In a Presidential address to the American Historical Association in December 1940 Schlesinger introduced his speech by giving a visitor’s composite appraisal of the American character. He stated that

The attributes most frequently noted are a belief in the universal obligation to work; the urge to move about; a high standard of comfort for the average man; faith in progress; the eternal pursuit of material gain; an absence of permanent class barriers; the neglect of abstract thinking and of the aesthetic side of life; boastfulness; a deference for women; the blight of spoiled children; the general restlessness and hurry of life, always illustrated by the practice of fast eating; and certain miscellaneous traits such as overheated houses, the habit of spitting, and the passion for rocking chairs and ice water.

In two later astute observations he noted that the American love of cars and hyper-mobility had resulted in ‘The pursuit of happiness’ being ‘transformed into the happiness of pursuit” and that ‘the passion for associational activity’ had become ‘a sovereign principle of life.’

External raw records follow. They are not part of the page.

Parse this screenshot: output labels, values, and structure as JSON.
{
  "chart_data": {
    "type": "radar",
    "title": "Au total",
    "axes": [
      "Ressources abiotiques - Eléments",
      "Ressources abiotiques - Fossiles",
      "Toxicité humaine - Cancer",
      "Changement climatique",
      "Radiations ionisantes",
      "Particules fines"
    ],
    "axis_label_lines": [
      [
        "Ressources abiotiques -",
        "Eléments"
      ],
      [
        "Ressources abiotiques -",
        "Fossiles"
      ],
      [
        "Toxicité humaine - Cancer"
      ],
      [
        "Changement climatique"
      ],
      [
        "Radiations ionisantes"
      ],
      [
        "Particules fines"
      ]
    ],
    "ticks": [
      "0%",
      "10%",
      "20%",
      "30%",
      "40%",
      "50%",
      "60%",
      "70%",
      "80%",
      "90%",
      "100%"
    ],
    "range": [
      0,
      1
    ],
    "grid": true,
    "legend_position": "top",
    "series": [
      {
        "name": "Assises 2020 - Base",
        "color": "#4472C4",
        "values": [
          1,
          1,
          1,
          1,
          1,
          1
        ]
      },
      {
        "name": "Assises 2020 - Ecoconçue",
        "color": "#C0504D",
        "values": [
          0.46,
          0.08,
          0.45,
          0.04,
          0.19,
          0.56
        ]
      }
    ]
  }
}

It was the city that continued to fascinate him however. The city was where as he put it, ‘the ancient (rural) prejudice against “useless” accomplishments could not long withstand the compelling opportunities offered’. This construct was as Graeco-Roman a revival as you could possibly imagine, save perhaps for the accelerated pace it occurred at in America.

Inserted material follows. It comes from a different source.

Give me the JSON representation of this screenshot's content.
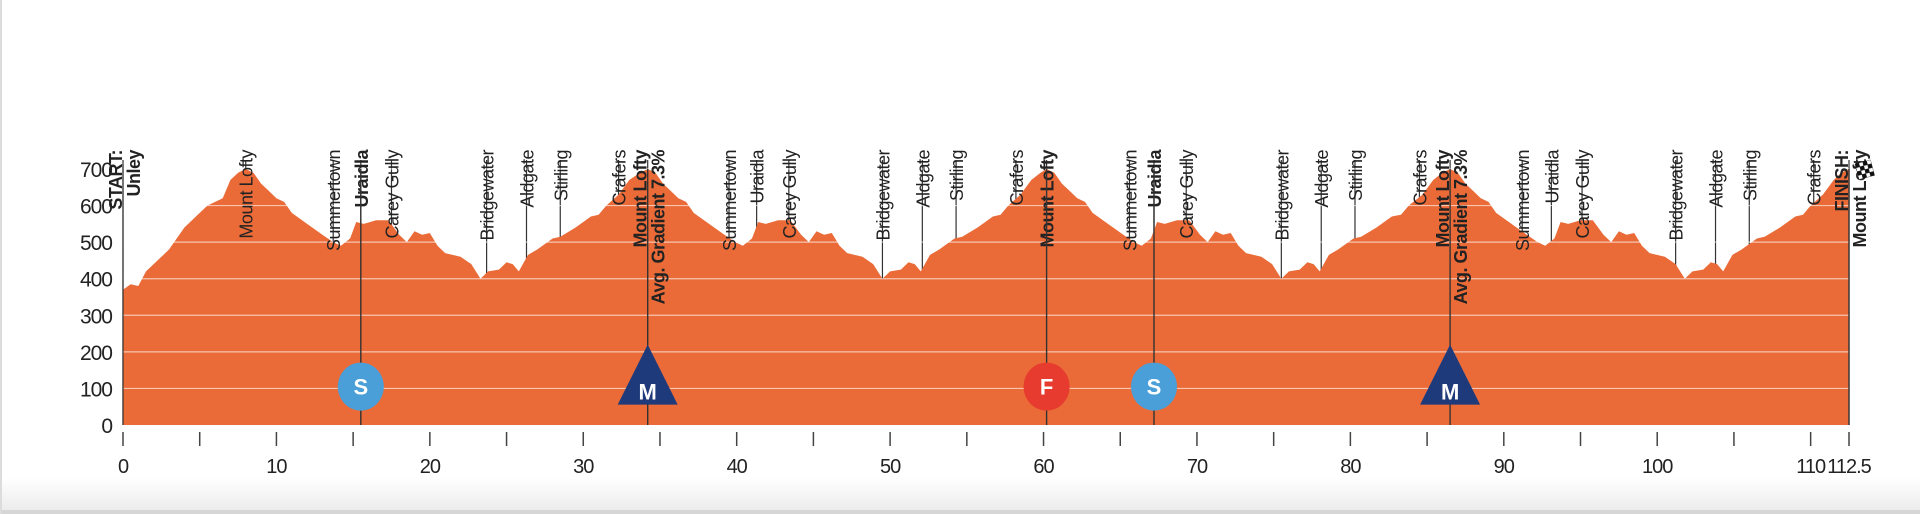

And this is where I believe Schlesinger Sr, rather than his son, becomes the prophet of the iAmerican generation. The i standing for both the iPodded and iPadded individual and  collective imperium. The iAmerica of now where citizens and government would rather expose their lives, their Facebooked lives, to the television intrusion of Judge Judy rather than expose themselves to the censure of the International Criminal Court. Where the ‘passion for associational activity’ has created in the iAmerican character a fault line of amoral fraternities, biker-gangs, internet paedophile rings, messianic end-of-world groups, terrorist cells, CIA torture squads, and businesses all founded on ‘a profound conviction that nothing in the world is beyond its power to accomplish’ added to a Rumsfeldian ‘hyperbolic’ rationalisation.

All is not lost however. In a small hand-written note left within the book, identifying the Baedeker guidebook for his collection, Schlesinger had written on the reverse the names of restaurants in New Orleans: Moreau, Mme Venn’s, Flêcher, Victors. I was glad it was  New Orleans, the least iAmerican city I have visited.